Myth 1. Fractional nutrition speeds up metabolism
Everyone who wonders how to lose weight remembered about fractional nutrition that it speeds up metabolism. However, you should know that metabolism is accelerated only during the time when food is being digested. So, fractional nutrition has practically nothing to do with metabolism.
Myth 2. Fractional nutrition helps to lose weight
Fractional meals are traditionally recommended for anyone who wants to lose weight. However, British researchers from the Coventry University Clinic have experimentally proven that the number of meals that you eat doesn't matter for weight loss. The author of a work on this topic, Milan Kumar Piya, notes that only the total amount of calories consumed is important, but not the number of meals per day.

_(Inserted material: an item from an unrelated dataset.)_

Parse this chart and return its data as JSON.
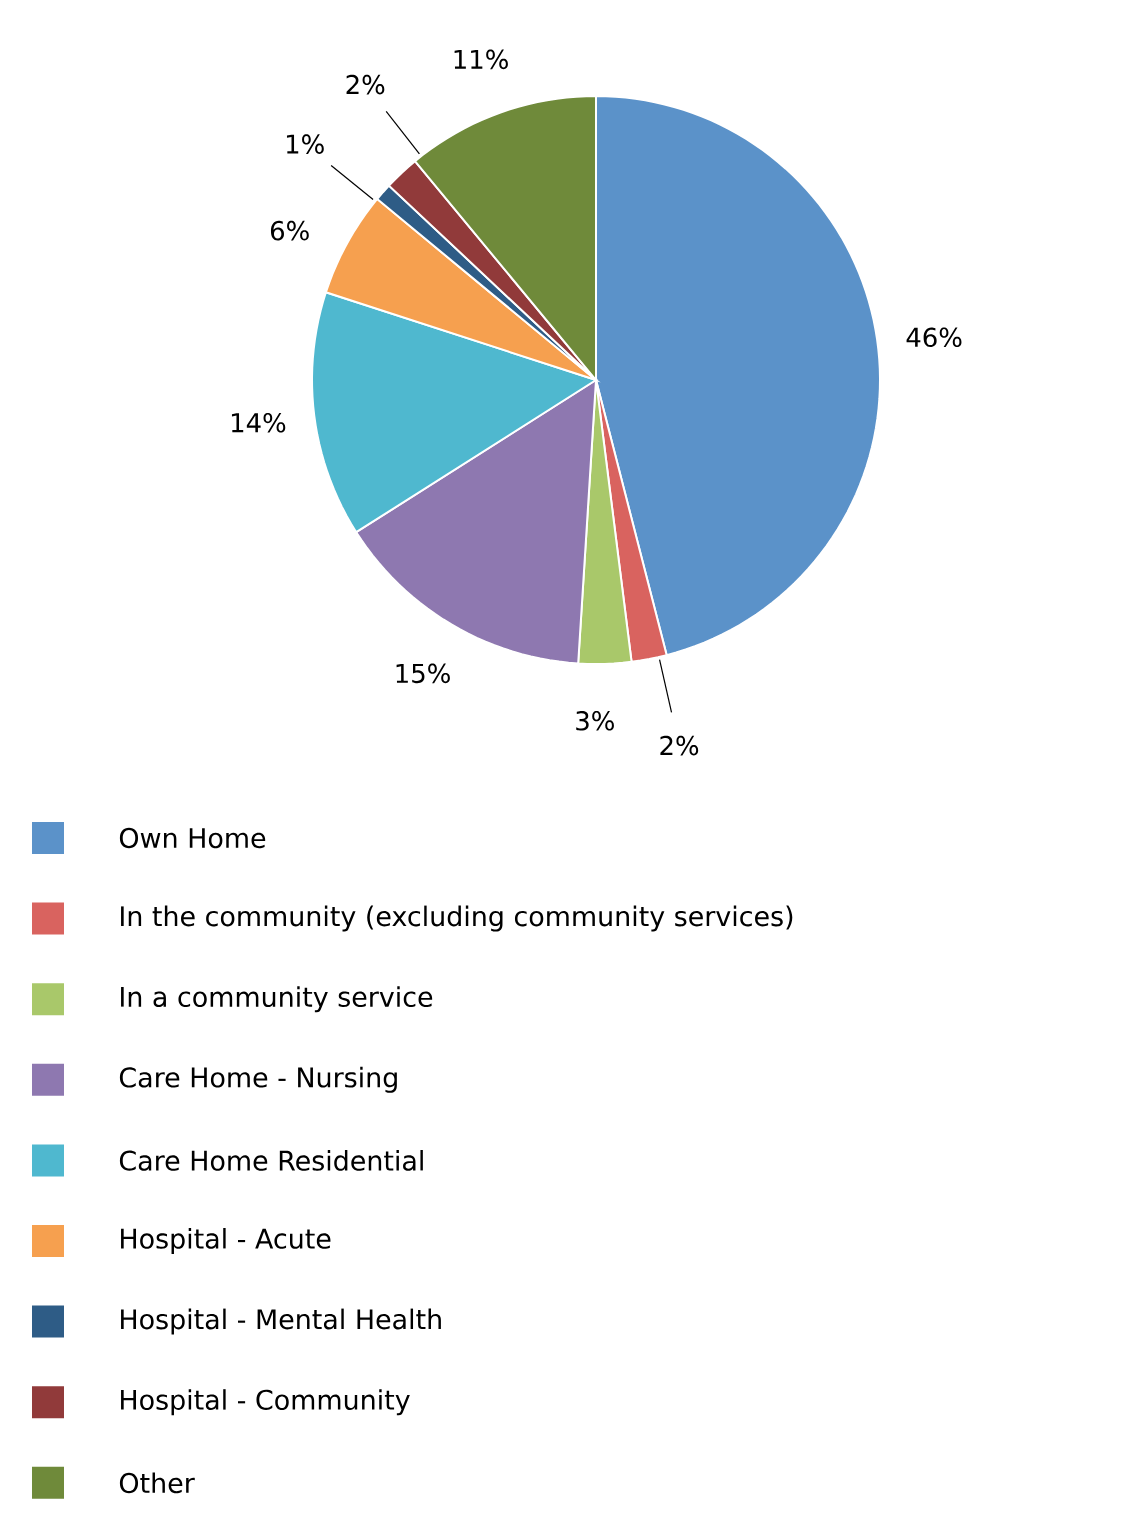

So, fractional nutrition will not help solve the problem of obesity. To achieve the desired result, it is imperative to reduce the calorie content of the diet and increase physical activity.
Myth 3. Fractional nutrition reduces appetite
It is believed that an increase in the number of meals has a positive effect on a decrease in appetite. However, experts from the Department of Diet and Nutrition at the University of Kansas Medical Center (USA) have proven that a person feels less satiety if he eats six times a day instead of the usual three.
Myth 4. Fractional nutrition prevents overeating
The lack of a feeling of satiety (myth 3) makes a person, firstly, think more about food (after all, hunger, although not strong, still makes itself felt). Second, the lack of satiety leads to extra snacks, which means higher calorie intake compared to those who eat two or three meals a day.
Myth 5. Fractional nutrition improves health
It is generally accepted that due to the "modesty" of the portion with fractional nutrition, the body lays less load. However, in fact, due to the frequency of food intake, the body hardly rests - the whole day a person either eats or snacks. And, by the way, the body also needs rest. It is even more important that during the period when a person does not eat, the process of clearing cells from decay products occurs. So if you eat all day, you are simply not allowing the body to cleanse itself, which increases the risk of inflammation and various diseases.
Obese people already have an increased risk of inflammation due to high blood levels of endotoxins (substances formed when bacterial cells break down). By the way, it is the high level of toxins that is associated with the risk of diseases such as cardiovascular ailments and type 2 diabetes. So for overweight people, fractional nutrition is generally contraindicated, since it not only does not help to lose weight, but also harms health.
Thus, recent studies on fractional nutrition show the complete failure of this approach.